But How Does That Make You Feel? Matching Ads To Emotion

If the online ad industry is old enough to have developed its own tiresome clichés, then surely "But can a banner ad make you cry?" has to be one of them. The lack of creativity, engagement and impact in online advertising relative to other media has been presumed in this industry since long before whack-a-mole banners.

But if digital advertising is notoriously weak at registering human emotion, content still does have that capacity. Certain material is likely to trigger a range of responses in us, from pride to sympathy, ambition to anger. But even if advertisers themselves have trouble tapping these emotions with their own creative, can they capitalize on adjacent content that does evoke sentiment, mood and emotion, and is somehow relevant to their brand?

"It is not magic that we are reading the minds of the reader," says J. Brooke Aker, CMO of ADmantX, a semantic targeting company that not only analyzes context for meaning, buyer intent and the usual content categories, but also tries to map emotional response. "There are in general a series of emotions that go along with people reading content in the news that say NATO dropped bombs on Qaddafi's head or Taylor Swift is in concert. Those are different in the frames of mind for most readers, which we can detect."  
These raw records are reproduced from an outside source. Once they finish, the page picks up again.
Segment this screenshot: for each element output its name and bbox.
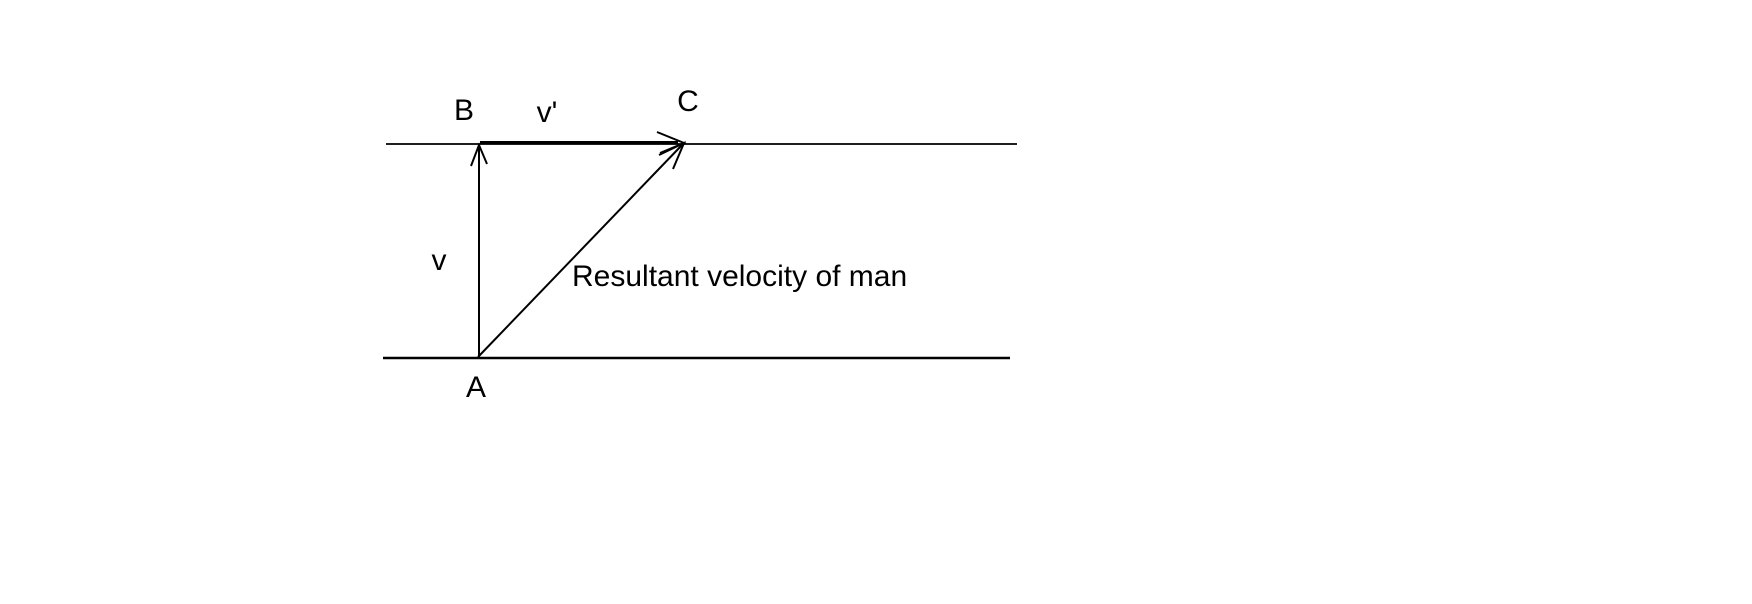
vector-v-label: v <box>431 244 447 277</box>
point-label-b: B <box>453 94 475 127</box>
point-label-a: A <box>465 371 487 404</box>
vector-v-arrowhead-icon <box>470 142 488 167</box>
resultant-arrowhead-icon <box>658 140 686 170</box>
point-label-c: C <box>677 85 699 118</box>
vector-v-prime-label: v' <box>536 96 558 129</box>
resultant-vector-line <box>477 144 683 358</box>
resultant-velocity-label: Resultant velocity of man <box>572 260 908 293</box>
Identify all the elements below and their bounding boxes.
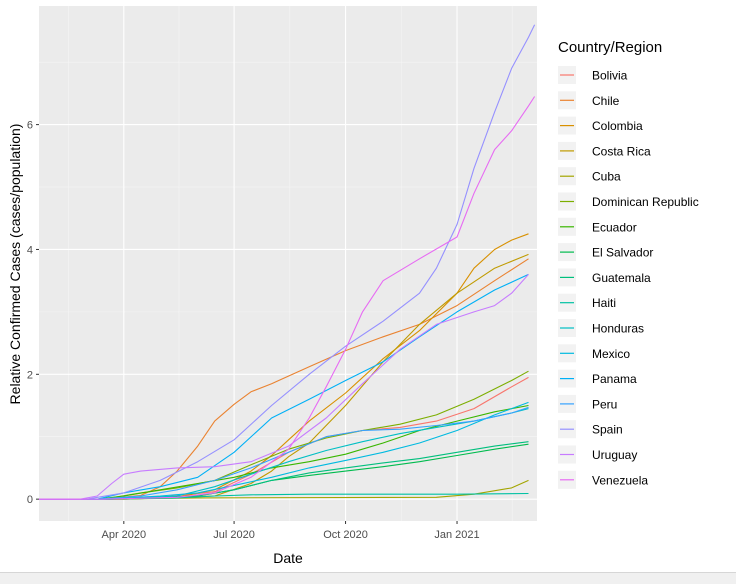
- legend-label-costa-rica: Costa Rica: [592, 144, 651, 158]
- x-axis-title: Date: [273, 550, 303, 566]
- x-tick-label: Apr 2020: [101, 529, 146, 541]
- series-line-spain: [39, 24, 536, 500]
- legend-label-el-salvador: El Salvador: [592, 246, 653, 260]
- legend-title: Country/Region: [558, 39, 662, 56]
- legend-label-haiti: Haiti: [592, 296, 616, 310]
- y-tick-label: 6: [27, 120, 33, 132]
- plot-panel: [39, 6, 537, 521]
- legend-label-venezuela: Venezuela: [592, 473, 648, 487]
- legend-label-mexico: Mexico: [592, 347, 630, 361]
- gridlines: [39, 6, 537, 521]
- legend-label-honduras: Honduras: [592, 322, 644, 336]
- y-axis: 0 2 4 6: [27, 120, 39, 506]
- series-line-ecuador: [39, 404, 529, 500]
- y-axis-title: Relative Confirmed Cases (cases/populati…: [7, 124, 23, 405]
- legend-label-peru: Peru: [592, 397, 617, 411]
- y-tick-label: 2: [27, 369, 33, 381]
- x-tick-label: Jan 2021: [434, 529, 479, 541]
- x-axis: Apr 2020 Jul 2020 Oct 2020 Jan 2021: [101, 521, 480, 541]
- legend: Country/Region Bolivia Chile Colombia Costa…: [558, 39, 699, 489]
- series-line-panama: [39, 273, 529, 500]
- legend-label-cuba: Cuba: [592, 170, 621, 184]
- x-tick-label: Oct 2020: [323, 529, 368, 541]
- legend-label-ecuador: Ecuador: [592, 220, 637, 234]
- series-line-mexico: [39, 401, 529, 500]
- series-line-venezuela: [39, 96, 536, 500]
- series-line-uruguay: [39, 274, 529, 500]
- line-chart: 0 2 4 6 Apr 2020 Jul 2020 Oct 2020 Jan 2021 Da…: [7, 6, 699, 566]
- legend-label-colombia: Colombia: [592, 119, 643, 133]
- legend-label-panama: Panama: [592, 372, 637, 386]
- legend-label-dominican-republic: Dominican Republic: [592, 195, 699, 209]
- legend-label-guatemala: Guatemala: [592, 271, 651, 285]
- x-tick-label: Jul 2020: [213, 529, 255, 541]
- series-line-peru: [39, 406, 529, 500]
- bottom-bar: [0, 572, 736, 584]
- legend-label-uruguay: Uruguay: [592, 448, 637, 462]
- legend-label-spain: Spain: [592, 423, 623, 437]
- y-tick-label: 4: [27, 244, 33, 256]
- y-tick-label: 0: [27, 494, 33, 506]
- series-lines: [39, 24, 536, 500]
- legend-label-chile: Chile: [592, 94, 620, 108]
- legend-label-bolivia: Bolivia: [592, 69, 628, 83]
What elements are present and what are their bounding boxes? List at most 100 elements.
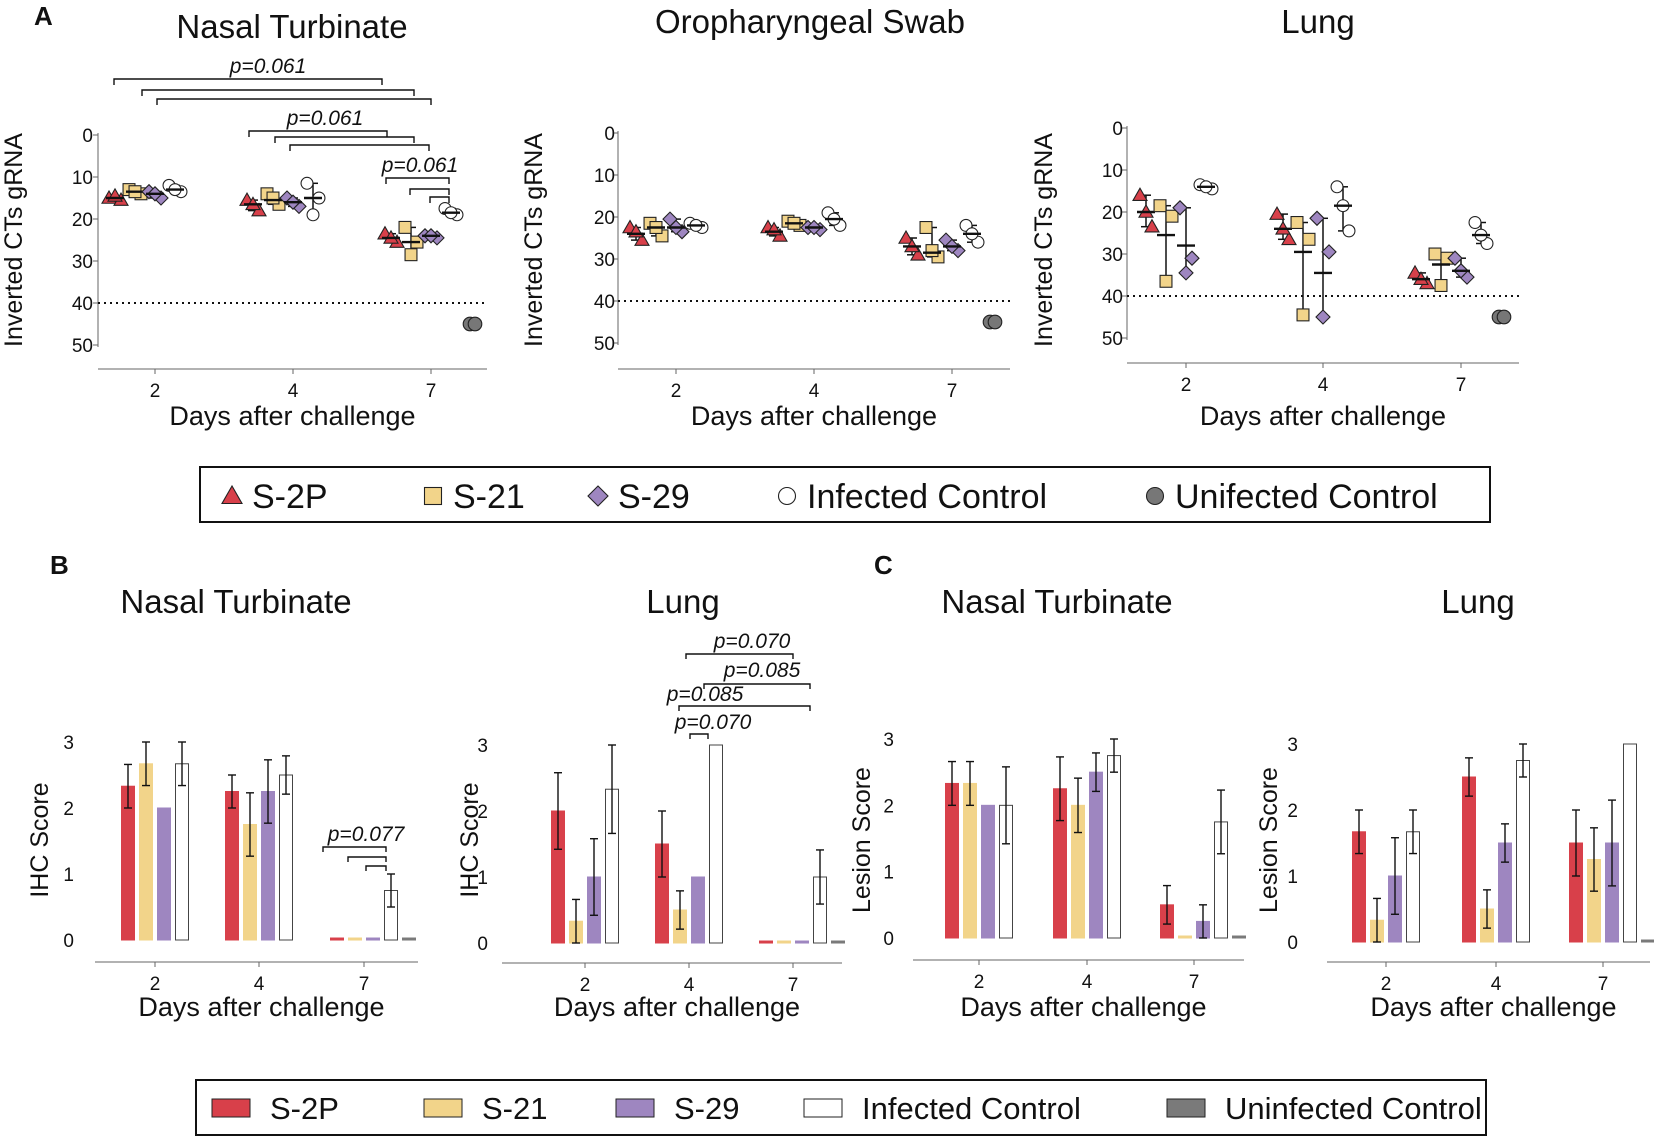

By way of example, Aker suggests that a business journal article might be celebrating an entrepreneur given an award for his growing a manufacturing company. The typical targeting might highlight the keywords that add up to a manufacturing ad. "We look at that page and take a different view," he says. "It will have pieces about success, the love of building something. The writer is imparting some of these positive emotions to the reader because those words are connoting feelings. We think those are bits of data that provide a very different stream of information." BMW's brands, for instance, could be aiming for a general sentiment of joy (joy of driving, etc.), and could be a better and more effective fit for that article because the reader is eager to share the joy of the award winner and emulate his or her success.

For one of ADmantX's clients, Lufthansa, the aim is to appeal to the reader's sense of relaxation and comfort -- and so ads might be placed entirely outside of the travel context and next to content that evokes those feelings. This brand of semantic targeting has some of the advantages of traditional behavioral targeting, in that it lets the ads reach outside their more expensive endemic content categories and align with a broad range of content. For publishers, the targeting can take otherwise remnant inventory and increase CPMs 400%, Aker says. But it does all this without the cookies and tracking that are starting to trouble some content providers and advertisers.  

Aker agrees that targeting solely off of the emotional triggers within a given context is not fully reliable. ADmantx has over 700 data points in its semantic analysis, including many of the familiar ones like content category, buyer intent, etc. After all, don't many of us come into content with ironic, disbelieving or outraged emotions that are out of synch with the intentions of the author? Even I, as the author of this very article, am somewhat intrigued by the idea of targeting by emotion (and may even have some words that trigger the sentiment in the prose so far). Yet some of you may be screaming "BS!" by now. And even if the content is a good predictor of the emotional state of the reader, a BMW or Lufthansa surely doesn't want to grab all readers on "joyful" or "comfort" content? Clearly this is a targeting method that generally needs to be further honed by demo, geo or other audience qualifier.  

But Aker says the proof is in his metrics -- a 183% lift in click-throughs on ads targeted with the system, he claims.  

Potentially effective? Sure. That is the explicit meaning. But how does that lift make you feel?